The Trans-Pacific Partnership Agreements

Don’t trade away health

The Australian government is negotiating a trade agreement spanning across 12 countries in the Pacific. But the deal is not only about free trade, and it poses real threats to public health.

The negotiations are shrouded in secrecy, but limited public information and leaked documents show that the agenda on health and medicines is being set by giant US pharmaceutical and tobacco corporations, and threatens to:

  • Increase patent rights leading to higher medicine prices
  • Undermine our Pharmaceutical Benefits Scheme
  • Give special rights for corporations to sue governments for damages
  • Restrict government public health regulations for food labelling

After three years of negotiations, the pressure is on to sign the deal this year. We need to ensure that the Australian Coalition government rejects any proposals which would affect the affordability of medicines and retains the ability to regulate in the interest of public health.

Pharmaceutical companies already have patent rights to charge high monopoly prices for new medicines for 20 years before we can access cheaper generic medicines. However, US trade negotiators, on behalf of pharmaceutical companies, are demanding stronger patent rights in the TPPA.

This would further delay the availability of cheaper medicines. Australians would have to pay higher prices for medicines, and in developing countries new medicines would become unaffordable.

In the US, where there is no national system to regulate the price of medicines, the wholesale prices of new medicines are three to ten times higher than the prices in Australia.

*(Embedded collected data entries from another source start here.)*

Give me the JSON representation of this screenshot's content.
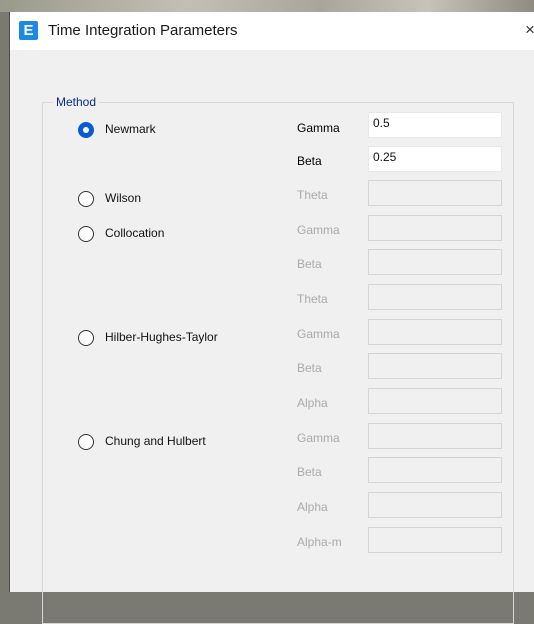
{
  "window": {
    "title": "Time Integration Parameters",
    "icon_letter": "E",
    "close_glyph": "×"
  },
  "group": {
    "title": "Method"
  },
  "methods": [
    {
      "label": "Newmark",
      "selected": true
    },
    {
      "label": "Wilson",
      "selected": false
    },
    {
      "label": "Collocation",
      "selected": false
    },
    {
      "label": "Hilber-Hughes-Taylor",
      "selected": false
    },
    {
      "label": "Chung and Hulbert",
      "selected": false
    }
  ],
  "params": [
    {
      "label": "Gamma",
      "value": "0.5",
      "enabled": true
    },
    {
      "label": "Beta",
      "value": "0.25",
      "enabled": true
    },
    {
      "label": "Theta",
      "value": "",
      "enabled": false
    },
    {
      "label": "Gamma",
      "value": "",
      "enabled": false
    },
    {
      "label": "Beta",
      "value": "",
      "enabled": false
    },
    {
      "label": "Theta",
      "value": "",
      "enabled": false
    },
    {
      "label": "Gamma",
      "value": "",
      "enabled": false
    },
    {
      "label": "Beta",
      "value": "",
      "enabled": false
    },
    {
      "label": "Alpha",
      "value": "",
      "enabled": false
    },
    {
      "label": "Gamma",
      "value": "",
      "enabled": false
    },
    {
      "label": "Beta",
      "value": "",
      "enabled": false
    },
    {
      "label": "Alpha",
      "value": "",
      "enabled": false
    },
    {
      "label": "Alpha-m",
      "value": "",
      "enabled": false
    }
  ],
  "colors": {
    "accent": "#0a5bd6",
    "group_title": "#0b2b82",
    "app_icon": "#1e88e5"
  }
}
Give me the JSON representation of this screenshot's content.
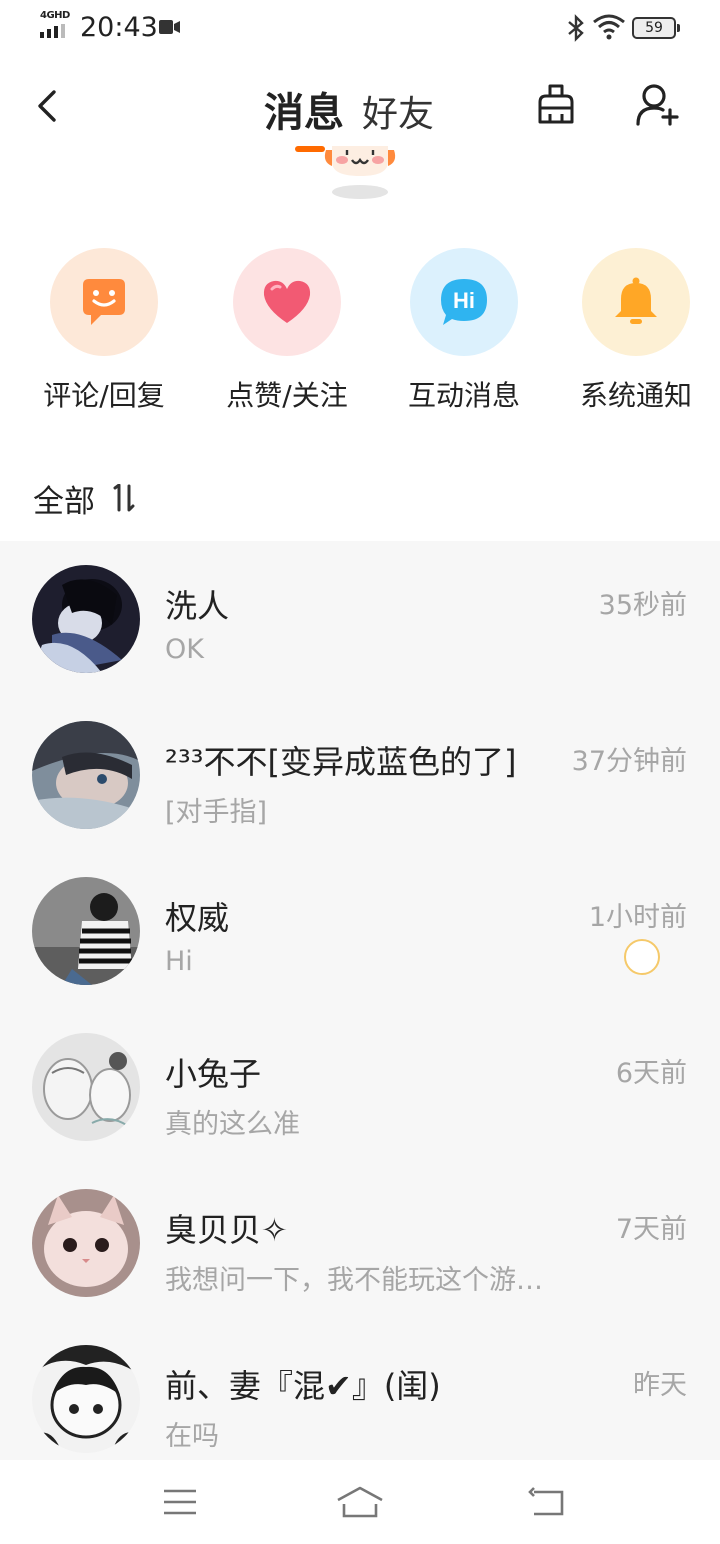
{
  "status_bar": {
    "network": "4GHD",
    "time": "20:43",
    "battery": "59"
  },
  "header": {
    "tabs": [
      {
        "label": "消息",
        "active": true
      },
      {
        "label": "好友",
        "active": false
      }
    ]
  },
  "shortcuts": [
    {
      "label": "评论/回复",
      "icon": "comment-smile-icon",
      "bg": "#fde8d8",
      "color": "#ff8a3d"
    },
    {
      "label": "点赞/关注",
      "icon": "heart-icon",
      "bg": "#fde3e3",
      "color": "#f25a73"
    },
    {
      "label": "互动消息",
      "icon": "hi-bubble-icon",
      "bg": "#dcf1fd",
      "color": "#2fb4f0"
    },
    {
      "label": "系统通知",
      "icon": "bell-icon",
      "bg": "#fdf0d4",
      "color": "#ffa726"
    }
  ],
  "sort": {
    "label": "全部",
    "icon": "sort-icon"
  },
  "conversations": [
    {
      "name": "洗人",
      "preview": "OK",
      "time": "35秒前",
      "avatar_color": "#30304a"
    },
    {
      "name": "²³³不不[变异成蓝色的了]",
      "preview": "[对手指]",
      "time": "37分钟前",
      "avatar_color": "#8898a6"
    },
    {
      "name": "权威",
      "preview": "Hi",
      "time": "1小时前",
      "avatar_color": "#5a5a5a"
    },
    {
      "name": "小兔子",
      "preview": "真的这么准",
      "time": "6天前",
      "avatar_color": "#d6d6d6"
    },
    {
      "name": "臭贝贝✧",
      "preview": "我想问一下，我不能玩这个游…",
      "time": "7天前",
      "avatar_color": "#d8b6b0"
    },
    {
      "name": "前、妻『混✔』(闺)",
      "preview": "在吗",
      "time": "昨天",
      "avatar_color": "#3a3a3a"
    }
  ]
}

This makes retail prices even higher, and many people cannot afford to buy medicines.

Through the Australian Pharmaceutical Benefits Scheme (PBS), health experts compare the price and effectiveness of new medicines with the price of cheaper generic medicines to assess their health effects. They then regulate the wholesale and retail prices of many medicines in Australia, so that pensioners pay no more than $6 and others no more than $36.90 for important medicines. As well as keeping the prices of medicines low for consumers, the lower wholesale price reduces the cost to the taxpayer. This makes the PBS more sustainable in the long term.

However, US-based pharmaceutical companies argue that the PBS is a barrier to trade, and oppose these schemes because they receive a lower wholesale price for their medicines. US trade negotiators have proposed changes which would restrict price comparisons, such as those which are used in the PBS to make medicines affordable.

The Australian government should not agree to these proposals, which would lead to higher costs for both consumers and governments.

Restrict food regulations

Other proposals in the TPPA would restrict the ability of government to regulate food labelling, even if it is in the interest of public health.

Australia has laws which require information for consumers about what is in our food, like levels of fat, sugar and genetically modified ingredients, and warnings about safe levels of consumption for alcohol. As public health information improves, these may need to change through democratic public discussion and Parliamentary legislation.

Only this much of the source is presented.